A Storyby Chaya Bhuvaneswar
Not long for this world. “Don’t say things like that,” I would’ve said if I had heard it from Talinda. One of her usual angry and dapper turns of phrase.
“You’ll fight this thing,” I said when she first told me she had stomach cancer, and for once she nodded without ridiculing a cliché. But that was a year ago, before I became this wretched person. A woman sleeping with her best friend’s husband, a woman waiting to take over a life.
“Aren’t you full of surprises, Miss Narika Kandelwala,” Talinda would have said. “You’re not as boring as I thought.” If she had known.
But Talinda doesn’t know what her husband and I were—are—capable of. She’s only known about cancer. How its cells lived as shameless parasites of the body, the dark and mocking children who would never leave home. Talinda could caution you about genes that whispered false instructions, making the body sacrifice itself to obey, genes speaking louder and louder over rivers of new blood vessels gushing powerfully, these rivers mindless and cruel as they assumed crossed and confusing directions of their own to feed the cells of destruction, greedily serving them.
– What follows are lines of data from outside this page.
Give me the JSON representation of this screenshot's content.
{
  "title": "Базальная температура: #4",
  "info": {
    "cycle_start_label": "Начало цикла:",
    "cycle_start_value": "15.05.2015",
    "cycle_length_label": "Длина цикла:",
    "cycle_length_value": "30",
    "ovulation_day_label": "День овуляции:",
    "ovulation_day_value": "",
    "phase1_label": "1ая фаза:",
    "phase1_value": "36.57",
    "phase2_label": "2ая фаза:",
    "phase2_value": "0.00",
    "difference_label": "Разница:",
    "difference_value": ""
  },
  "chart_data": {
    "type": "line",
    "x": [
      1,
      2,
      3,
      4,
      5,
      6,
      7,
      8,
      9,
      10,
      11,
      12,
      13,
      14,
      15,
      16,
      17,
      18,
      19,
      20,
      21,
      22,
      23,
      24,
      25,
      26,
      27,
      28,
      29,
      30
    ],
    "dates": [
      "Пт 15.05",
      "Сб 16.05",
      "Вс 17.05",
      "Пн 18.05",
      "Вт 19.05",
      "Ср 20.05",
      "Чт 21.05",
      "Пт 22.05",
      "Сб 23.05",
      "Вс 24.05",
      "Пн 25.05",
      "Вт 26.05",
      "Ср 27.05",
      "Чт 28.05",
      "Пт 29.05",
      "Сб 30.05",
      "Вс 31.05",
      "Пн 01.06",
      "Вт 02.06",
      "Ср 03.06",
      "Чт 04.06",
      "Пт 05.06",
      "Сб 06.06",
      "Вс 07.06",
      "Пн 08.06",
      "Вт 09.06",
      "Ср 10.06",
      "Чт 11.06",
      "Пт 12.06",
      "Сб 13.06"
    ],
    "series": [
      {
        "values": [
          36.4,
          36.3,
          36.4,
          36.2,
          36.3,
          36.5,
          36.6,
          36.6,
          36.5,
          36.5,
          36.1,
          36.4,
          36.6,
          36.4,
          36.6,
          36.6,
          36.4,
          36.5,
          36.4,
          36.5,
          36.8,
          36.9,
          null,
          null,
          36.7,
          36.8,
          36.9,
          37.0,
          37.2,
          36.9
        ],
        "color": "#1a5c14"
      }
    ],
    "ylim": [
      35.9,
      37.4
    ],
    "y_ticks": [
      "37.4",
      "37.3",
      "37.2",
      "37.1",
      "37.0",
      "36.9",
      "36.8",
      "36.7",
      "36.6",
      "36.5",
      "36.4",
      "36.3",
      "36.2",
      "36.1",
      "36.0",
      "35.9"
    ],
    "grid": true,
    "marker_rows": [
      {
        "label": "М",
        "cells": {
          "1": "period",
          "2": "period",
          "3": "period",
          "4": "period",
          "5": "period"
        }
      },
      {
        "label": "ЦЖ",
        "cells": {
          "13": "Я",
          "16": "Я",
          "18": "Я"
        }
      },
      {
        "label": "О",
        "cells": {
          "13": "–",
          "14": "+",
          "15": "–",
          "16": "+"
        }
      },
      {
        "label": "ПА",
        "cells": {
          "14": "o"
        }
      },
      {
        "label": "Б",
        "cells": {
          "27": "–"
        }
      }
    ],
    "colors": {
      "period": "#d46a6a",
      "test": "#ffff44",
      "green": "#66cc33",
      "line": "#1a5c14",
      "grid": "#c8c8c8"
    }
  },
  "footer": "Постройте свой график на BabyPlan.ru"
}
I’m not like her. I don’t know much that’s medical, but I could tell Talinda things. Not who she was; Talinda herself had made that be: Talinda Kim, age thirty-seven, Korean American, born to a waitress in Flushing. Board-certified internist and geriatrician, married no children, signet cell gastric carcinoma, stage four, prognosis six months.
Six months. If I weren’t betraying Talinda, I’d use what I know for her benefit. My arm around her shoulder, I’d describe Audre Lorde’s cancer journals, her dignity, her hope. Then Talinda would be forced, as usual, to turn on me with her mix of affection and contempt, the potent and honest combination that I’ve counted on. She might say, “Narika, you don’t win any points for reading some black woman’s diary, whose problems you aren’t black enough to understand. Amazing how you’re trying to read books for a living. At some point you have to stop going to school and get a job. At some point, you have to accept it. The real world isn’t made of poetry.”
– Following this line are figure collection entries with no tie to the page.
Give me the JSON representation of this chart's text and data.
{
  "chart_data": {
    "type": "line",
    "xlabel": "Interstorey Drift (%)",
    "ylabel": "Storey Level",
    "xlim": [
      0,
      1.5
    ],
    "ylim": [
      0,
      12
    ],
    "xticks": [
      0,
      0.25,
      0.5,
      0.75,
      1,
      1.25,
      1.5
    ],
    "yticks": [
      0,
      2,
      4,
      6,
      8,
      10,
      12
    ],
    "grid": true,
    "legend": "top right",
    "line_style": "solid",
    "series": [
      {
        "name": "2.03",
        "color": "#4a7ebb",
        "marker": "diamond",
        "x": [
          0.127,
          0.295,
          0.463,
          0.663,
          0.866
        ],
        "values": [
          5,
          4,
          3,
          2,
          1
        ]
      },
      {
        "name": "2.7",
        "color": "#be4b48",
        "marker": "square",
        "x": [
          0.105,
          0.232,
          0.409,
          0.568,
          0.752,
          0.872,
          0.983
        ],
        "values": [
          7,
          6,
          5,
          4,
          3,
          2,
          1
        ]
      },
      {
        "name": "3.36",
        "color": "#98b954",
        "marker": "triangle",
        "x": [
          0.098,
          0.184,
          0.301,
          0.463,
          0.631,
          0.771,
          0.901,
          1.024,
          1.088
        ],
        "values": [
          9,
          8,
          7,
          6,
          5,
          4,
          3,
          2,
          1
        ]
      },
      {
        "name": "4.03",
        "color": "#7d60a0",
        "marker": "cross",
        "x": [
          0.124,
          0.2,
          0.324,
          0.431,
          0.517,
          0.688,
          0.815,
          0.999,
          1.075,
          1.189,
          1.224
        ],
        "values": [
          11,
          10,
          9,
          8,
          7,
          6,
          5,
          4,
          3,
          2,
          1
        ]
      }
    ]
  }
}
I’d use any time we had to try and distract her. Talk about Dadaist art or North Korean politics, or Bette Davis movies, her favorites. Now, Voyager, with a childless Bette Davis trying to make do by being a cool aunt. Of Human Bondage, Bette as the pregnant, vulgar, coercive, determined Mildred. All About Eve. What it is like to have your life, bit by bit, stolen by a woman you trusted.
But all I’m doing now is sitting in Talinda’s black Benz white-knuckled, hoping she doesn’t know the truth. The car is silent. She is in the driver’s seat. I can’t bring myself to talk about movie actresses like Bette Davis anyway, because who was she really? Some skinny, overbearing, self-important white woman who bears more than a passing resemblance, I realize suddenly, to Talinda’s husband George’s mother, who never remarried after George’s father left her for one of his students thirty years before, a beautiful Asian, and moved with the woman to teach at a university in Singapore. A mother-in-law whom Talinda avoids and who, like Talinda’s own mother, hasn’t been told anything about the cancer. A mother-in-law who’s expressed the wish, loudly at times, that George had never married Talinda. That Talinda didn’t exist.
If I were Talinda’s friend, really her friend, I’d tell her that her husband seduced me, and vice versa. That the three of us should get far away from each other. That she deserved a better life, friend, and lover. If I were good, I’d exit, pursued by a bear.